Der päpstliche Nuntius [Botschafter des Vatikans] in Kyiw, Erzbischof Thomas Gullickson, hat Moskau wegen seines “unerklärten Kriegs” gegen die Ukraine verurteilt, wodurch die Lage in dem Nachbarstaat destabilisiert wurde. Dieser Vorwurf folgt seiner frühere Forderung an den Westen “entschiedener zu intervenieren”, um die Krise um die Ukraine zu lösen.
Gullickson, 64 Jahre alt und in den Vereinigten Staaten geboren, sagte weiter, die Ukraine habe außer Moskau noch einen “weiteren Feind, seine eigene Elite.” Und er rief die religiösen Organisationen in der Ukraine auf, das Geschehen “objektiver zu analysieren”, anstatt sich um Punkte für die eigene Ansicht zu gewinnen “mal so und mal so” zu äußern.
Der Nuntius hat diese Worte bei einer Sitzung der Organisation “Hilfe für die Kirche in Not” gesprochen. Seiner Ansicht nach ist die Destabilisierung der Ukraine “in erheblichem Maße” eine Folge der Handlungen der früheren “kriminellen Oligarchie”, was zusätzlich aber durch die “russische Aggression gegen seine territoriale Integrität und Souveränität” intensiviert worden sei.
“Selbst wenn die Intervention Moskaus morgen beendet wird,” sagte der Erzbischof, müsste “die Ukraine neben der Sanierung des Ostens mit einigen außergewöhnlichen Herausforderungen umgehen, um die Korruption abzuschaffen und eine gerechte Gesellschaft aufzubauen”.
Der Nuntius fügte hinzu, dass die katholische Kirche seiner Ansicht nach durch “die militärischen Aktionen in der Ukraine wegen der “wesentlichen Sachschäden” an seinen Kirchen und weil einige Katholiken “gezwungen wurden, das von Russland besetzte Territorium der Ukraine zu verlassen” unmittelbar betroffen ist.
Wenig überraschend hat sich das Moskauer Patriarchat der Russisch-Orthodoxen Kirche [in der Ukraine] nicht mit dem päpstlichen Nuntius einverstanden erklärt, aber seine Reaktion ist insoweit bemerkenswert, wenn man sie mit vielen anderen Aussagen der des ukrainischen orthodoxen Moskauer Patriarchats über die Entwicklungen in der Ukraine vergleicht.

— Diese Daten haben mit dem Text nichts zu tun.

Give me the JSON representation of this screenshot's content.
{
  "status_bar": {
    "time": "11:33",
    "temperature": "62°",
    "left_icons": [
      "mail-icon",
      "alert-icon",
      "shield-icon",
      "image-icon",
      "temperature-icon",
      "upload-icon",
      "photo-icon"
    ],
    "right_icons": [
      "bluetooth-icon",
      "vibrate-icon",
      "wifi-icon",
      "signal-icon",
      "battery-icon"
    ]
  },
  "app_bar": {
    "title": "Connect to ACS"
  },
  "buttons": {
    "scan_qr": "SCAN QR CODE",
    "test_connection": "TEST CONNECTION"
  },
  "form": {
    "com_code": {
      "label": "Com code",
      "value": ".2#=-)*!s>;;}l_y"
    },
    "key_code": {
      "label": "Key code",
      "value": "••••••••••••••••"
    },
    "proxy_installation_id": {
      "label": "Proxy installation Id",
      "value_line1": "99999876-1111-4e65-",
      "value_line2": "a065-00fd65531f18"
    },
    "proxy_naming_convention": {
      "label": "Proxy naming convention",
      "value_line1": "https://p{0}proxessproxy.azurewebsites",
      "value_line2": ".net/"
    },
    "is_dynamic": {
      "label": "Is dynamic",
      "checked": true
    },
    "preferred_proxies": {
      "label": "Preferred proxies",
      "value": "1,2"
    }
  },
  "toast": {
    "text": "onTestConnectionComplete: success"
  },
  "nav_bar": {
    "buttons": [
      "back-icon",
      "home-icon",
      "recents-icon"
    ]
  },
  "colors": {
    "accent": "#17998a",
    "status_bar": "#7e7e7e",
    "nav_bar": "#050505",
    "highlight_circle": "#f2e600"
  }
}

Erzpriester Wsewolod Tschaplin, der Leiter der synodalen Abteilung für die Beziehungen zwischen der Kirche und der Gesellschaft der russischen Orthodoxen Kirche sagte hingegen, Moskau habe das alles schon früher “von denjenigen gehört, die in einem Bürgerkrieg auf der einen Seite stehen – und das ist genau einer von denen”, wenngleich es auf jeder Seite des Konflikts Menschen mit unterschiedlichen Ansichten über die Zukunft der Ukraine, Europa und der Welt gebe.
“Wir möchten hoffen,” sagte Tschaplin, “dass alle Religionsgemeinschaften in Europa, in der Welt, in der Ukraine und in Russland in der Lage sind, die Gefühle, Sehnsüchte und Interessen der Menschen auf beiden Seiten des Konflikts in der Weise in Betracht zu ziehen, die dies die Ukrainische Orthodoxe Kirche des Moskauer Patriarchats tut.”